James Playfair (5 August 1755 – 23 February 1794) was a Scottish architect who worked largely in the neoclassical tradition.

== Biography ==
Playfair was born 175 in Benvie near Dundee, where his father James Playfair was the parish minister. He was the brother of William Playfair the engineer, with whom he shared business and living quarters in London; and the mathematician John Playfair, of the University of Edinburgh. He established himself in London in the mid 1780s with the support of politician Henry Dundas, who assisted him in developing a client base largely made up of other Scots. His son, William Henry Playfair (1790–1857), was also a celebrated architect, responsible for many of the buildings in Edinburgh’s New Town.
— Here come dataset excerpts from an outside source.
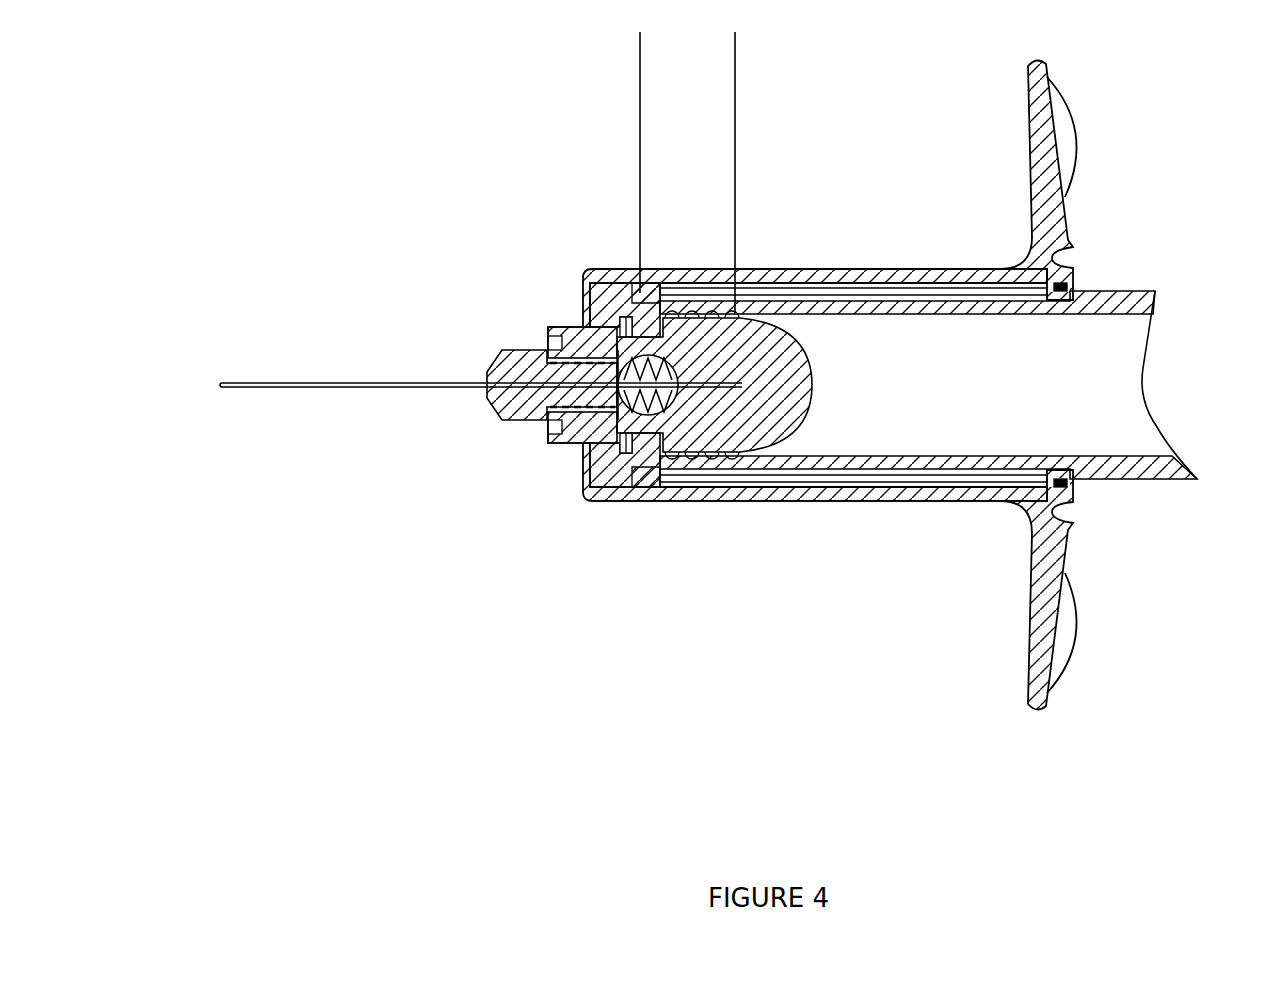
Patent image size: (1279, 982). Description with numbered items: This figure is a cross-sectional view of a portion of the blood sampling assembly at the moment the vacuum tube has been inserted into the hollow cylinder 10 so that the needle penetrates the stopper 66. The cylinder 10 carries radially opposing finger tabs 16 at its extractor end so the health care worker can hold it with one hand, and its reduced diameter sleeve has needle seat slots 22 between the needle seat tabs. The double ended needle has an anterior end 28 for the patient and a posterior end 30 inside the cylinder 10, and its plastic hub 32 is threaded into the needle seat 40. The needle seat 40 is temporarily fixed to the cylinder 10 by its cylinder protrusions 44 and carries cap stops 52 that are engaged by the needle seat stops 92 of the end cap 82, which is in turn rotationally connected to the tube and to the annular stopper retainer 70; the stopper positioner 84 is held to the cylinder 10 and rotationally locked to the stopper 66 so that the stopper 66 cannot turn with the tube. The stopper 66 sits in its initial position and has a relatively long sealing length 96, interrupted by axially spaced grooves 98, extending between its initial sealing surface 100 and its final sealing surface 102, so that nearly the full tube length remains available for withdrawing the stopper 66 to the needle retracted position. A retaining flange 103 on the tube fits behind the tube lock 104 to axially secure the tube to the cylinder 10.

The cylinder 10 is at (815, 329).
The finger tabs 16 is at (1113, 383).
The needle seat slots 22 is at (501, 344).
The anterior end 28 is at (451, 352).
The posterior end 30 is at (735, 508).
The plastic hub 32 is at (465, 410).
The needle seat 40 is at (480, 494).
The cylinder protrusions 44 is at (446, 310).
The cap stops 52 is at (484, 538).
The stopper 66 is at (928, 464).
The stopper retainer 70 is at (664, 567).
The end cap 82 is at (545, 544).
The stopper positioner 84 is at (542, 578).
The needle seat stops 92 is at (511, 245).
The sealing length 96 is at (691, 172).
The axially spaced grooves 98 is at (728, 532).
The initial sealing surface 100 is at (853, 285).
The final sealing surface 102 is at (575, 287).
The retaining flange 103 is at (1154, 242).
The tube lock 104 is at (1146, 534).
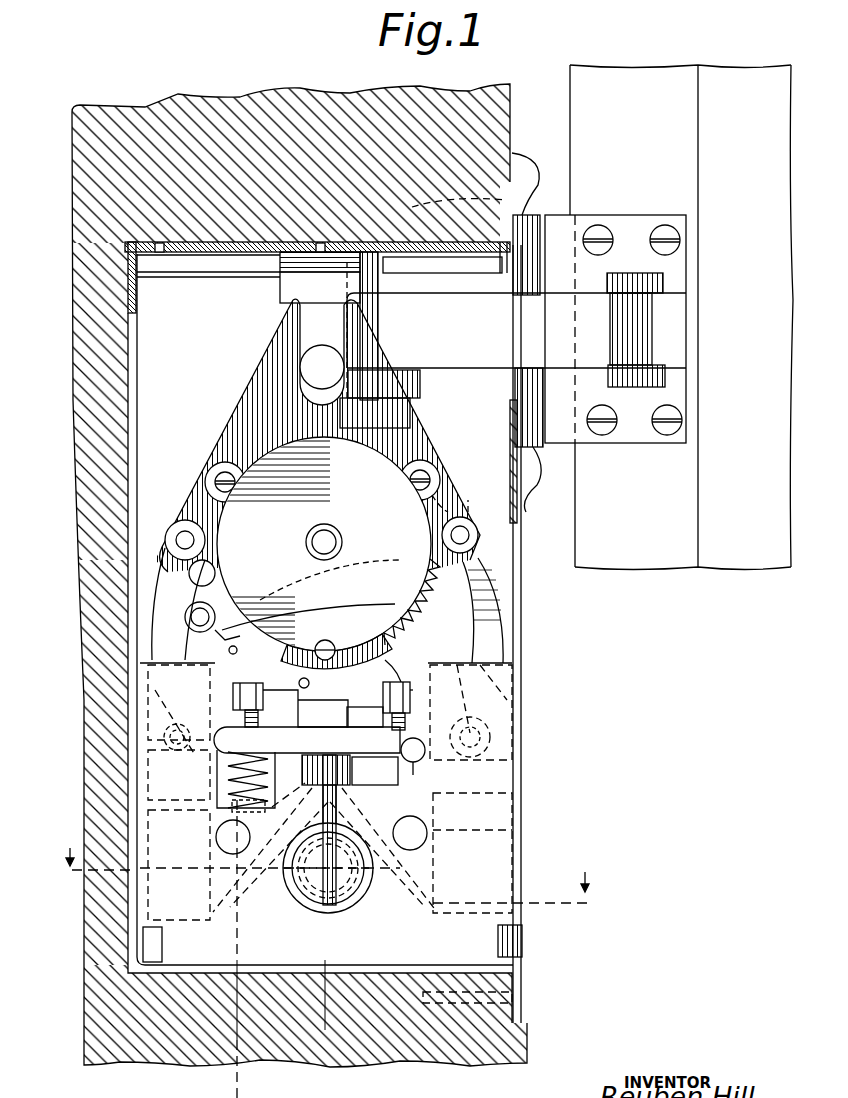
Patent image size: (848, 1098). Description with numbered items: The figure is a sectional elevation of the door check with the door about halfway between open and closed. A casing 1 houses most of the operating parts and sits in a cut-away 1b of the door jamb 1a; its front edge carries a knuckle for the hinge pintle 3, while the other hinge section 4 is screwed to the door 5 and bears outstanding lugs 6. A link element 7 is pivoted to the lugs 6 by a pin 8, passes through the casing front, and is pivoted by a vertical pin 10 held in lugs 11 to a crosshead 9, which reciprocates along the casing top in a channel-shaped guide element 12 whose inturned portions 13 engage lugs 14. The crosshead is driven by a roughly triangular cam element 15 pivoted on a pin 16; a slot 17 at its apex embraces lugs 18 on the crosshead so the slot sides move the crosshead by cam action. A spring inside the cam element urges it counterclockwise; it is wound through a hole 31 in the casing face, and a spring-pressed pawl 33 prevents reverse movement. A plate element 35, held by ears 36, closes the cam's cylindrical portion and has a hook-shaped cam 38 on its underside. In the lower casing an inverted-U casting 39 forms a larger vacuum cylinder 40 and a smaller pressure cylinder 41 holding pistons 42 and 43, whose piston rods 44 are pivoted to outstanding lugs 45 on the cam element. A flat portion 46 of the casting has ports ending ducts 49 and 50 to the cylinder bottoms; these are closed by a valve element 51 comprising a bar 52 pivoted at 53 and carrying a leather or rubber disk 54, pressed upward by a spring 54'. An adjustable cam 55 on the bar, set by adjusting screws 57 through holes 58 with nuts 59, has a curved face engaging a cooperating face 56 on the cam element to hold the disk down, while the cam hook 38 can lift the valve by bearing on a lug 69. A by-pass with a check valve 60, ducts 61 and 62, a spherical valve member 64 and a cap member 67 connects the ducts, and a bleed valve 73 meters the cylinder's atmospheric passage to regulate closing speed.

The casing 1 is at (522, 598).
The door jamb 1a is at (70, 178).
The cut-away portion of the door jamb 1b is at (127, 266).
The hinge pintle 3 is at (518, 160).
The hinge section 4 is at (547, 222).
The door 5 is at (718, 70).
The outstanding lugs 6 is at (630, 272).
The link element 7 is at (575, 355).
The pin 8 is at (328, 949).
The crosshead 9 is at (278, 288).
The vertically positioned pin 10 is at (363, 282).
The lugs on the crosshead 11 is at (386, 268).
The channel shaped guide element 12 is at (195, 254).
The inturned portions 13 is at (218, 278).
The lugs on the crosshead 14 is at (280, 263).
The cam element 15 is at (236, 405).
The pin 16 is at (340, 534).
The slotted portion 17 is at (360, 272).
The lugs 18 is at (312, 365).
The hole 31 is at (200, 594).
The spring pressed pawl 33 is at (236, 628).
The plate element 35 is at (448, 505).
The ears 36 is at (218, 472).
The hook shaped cam 38 is at (232, 652).
The casting 39 is at (410, 920).
The cylinder 40 is at (508, 698).
The cylinder 41 is at (142, 700).
The piston 42 is at (503, 815).
The piston 43 is at (140, 802).
The piston rods 44 is at (165, 617).
The outstanding lugs 45 is at (178, 530).
The flat portion 46 is at (352, 780).
The duct 49 is at (325, 847).
The duct 50 is at (322, 830).
The valve element 51 is at (356, 760).
The bar 52 is at (380, 740).
The pivot 53 is at (304, 758).
The disk 54 is at (267, 780).
The spring 54' is at (220, 781).
The adjustable cam 55 is at (392, 662).
The cooperating face 56 is at (397, 640).
The adjusting screws 57 is at (262, 723).
The holes 58 is at (407, 690).
The nuts 59 is at (372, 712).
The check valve 60 is at (320, 903).
The duct 61 is at (380, 872).
The duct 62 is at (321, 861).
The spherical valve member 64 is at (357, 908).
The cap member 67 is at (305, 890).
The lug 69 is at (307, 692).
The bleed valve 73 is at (522, 952).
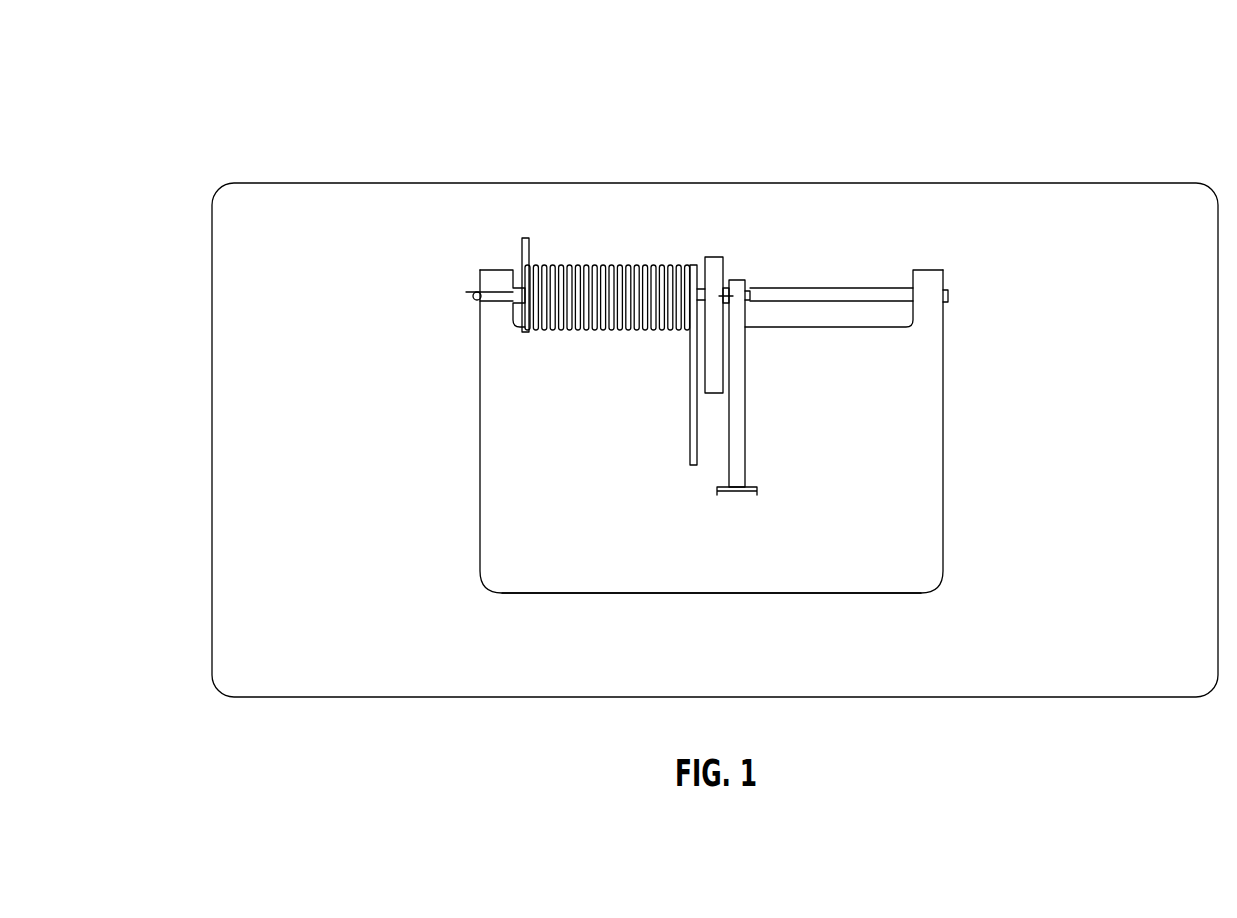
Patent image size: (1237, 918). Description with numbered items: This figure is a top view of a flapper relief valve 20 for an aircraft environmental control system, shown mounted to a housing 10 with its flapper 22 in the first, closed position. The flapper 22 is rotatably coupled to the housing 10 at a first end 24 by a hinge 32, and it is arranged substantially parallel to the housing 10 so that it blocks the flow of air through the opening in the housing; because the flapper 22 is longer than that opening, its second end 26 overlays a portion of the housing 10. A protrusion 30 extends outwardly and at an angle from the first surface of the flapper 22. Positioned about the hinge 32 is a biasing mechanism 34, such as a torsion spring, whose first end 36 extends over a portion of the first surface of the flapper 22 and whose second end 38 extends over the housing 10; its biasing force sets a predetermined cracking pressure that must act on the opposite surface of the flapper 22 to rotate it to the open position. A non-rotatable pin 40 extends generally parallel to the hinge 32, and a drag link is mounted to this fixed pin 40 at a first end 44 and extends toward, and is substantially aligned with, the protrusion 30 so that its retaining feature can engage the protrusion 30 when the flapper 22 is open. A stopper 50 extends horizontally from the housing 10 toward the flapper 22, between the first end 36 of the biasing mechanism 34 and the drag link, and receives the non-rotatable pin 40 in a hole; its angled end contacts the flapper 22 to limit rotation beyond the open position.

The housing 10 is at (308, 203).
The flapper relief valve 20 is at (1155, 112).
The flapper 22 is at (500, 480).
The first end 24 is at (498, 277).
The second end 26 is at (505, 594).
The protrusion 30 is at (737, 495).
The hinge 32 is at (470, 296).
The biasing mechanism 34 is at (633, 267).
The first end 36 is at (690, 430).
The second end 38 is at (530, 248).
The non-rotatable pin 40 is at (842, 292).
The first end 44 is at (731, 287).
The stopper 50 is at (717, 265).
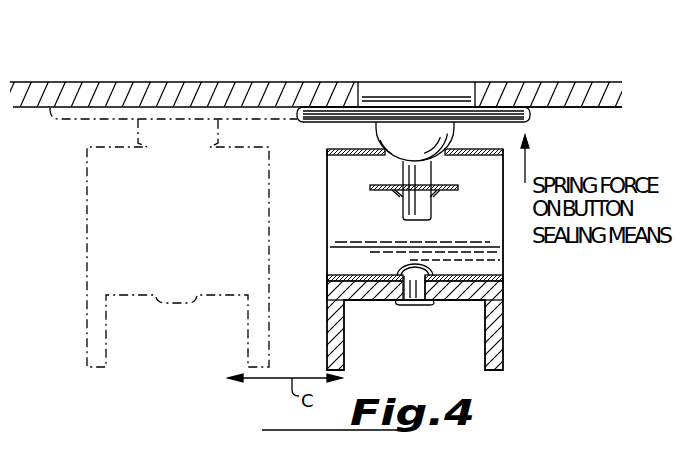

James Playfair's works include Melville Castle, which he designed for Dundas in Midlothian and the Glens Old Parish Church, Kirriemuir (1786–1788). His most famous building is Cairness House (1791–1797), in Aberdeenshire, which used revolutionary forms of neoclassicism, and is unique in British architecture of the period. Cairness House shows the influence of the French architects Étienne-Louis Boullée and Claude Nicholas Ledoux, and is also notable for having the earliest complete Egyptian room in Britain. Playfair was notable for applying techniques derived from classical architects, such as baths and heating, to current-age structures. He also designed Kirriemuir and the Glens Parish Church, as well as the Lynedoch mausoleum at Methven parish church.

On his death in 1794, most of Playfair's papers were bought by his close friend Sir John Soane and are now housed at Sir John Soane's Museum in London.